Adults: 55-800 mcg/day IV. Children: 2-10 mcg/kg/day IV. Expert recommendations favor lower doses (Adults: 60-100 mcg/day, Children: 1 mcg/kg/day up to 50 mcg/day) to minimize the risk of neurotoxicity.

How should Manganese Chloride be administered?

Intravenously only after dilution in at least 100 mL of fluid. Never administer directly IM or IV as the undiluted solution is acidic and can cause tissue irritation.

What are the signs of manganese toxicity?

Tremors, difficulty walking, facial muscle spasms, headache, insomnia, exaggerated tendon reflexes, memory loss, impaired motor skills, psychiatric disturbances.

What are the contraindications to using Manganese Chloride?

Direct IM/IV injection of undiluted solution, known hypersensitivity to manganese.

What are the significant drug interactions with Manganese Chloride?

Tetracycline and quinolone antibiotics, magnesium-containing antacids and laxatives, antipsychotic drugs, reserpine.

Can Manganese Chloride be used during pregnancy and breastfeeding?

Safety is not established. Use with caution and only if the potential benefits outweigh the potential risks to the fetus or infant. Consult a specialist.

How is Manganese Chloride eliminated from the body?

Primarily through biliary excretion.

What should be monitored in patients receiving Manganese Chloride?

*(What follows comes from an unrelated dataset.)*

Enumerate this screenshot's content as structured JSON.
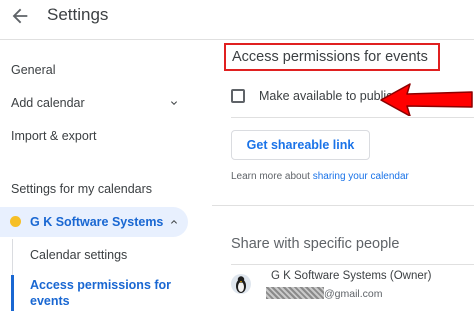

Plasma manganese levels, renal and liver function tests (as appropriate), and clinical signs of manganese toxicity.

What is the role of manganese in the body?

Manganese is an essential trace element and cofactor for various enzymes involved in metabolic processes, bone development, wound healing, and immune function.

Why is Manganese Chloride used in TPN?

To prevent or treat manganese deficiency, which can occur in patients receiving long-term TPN.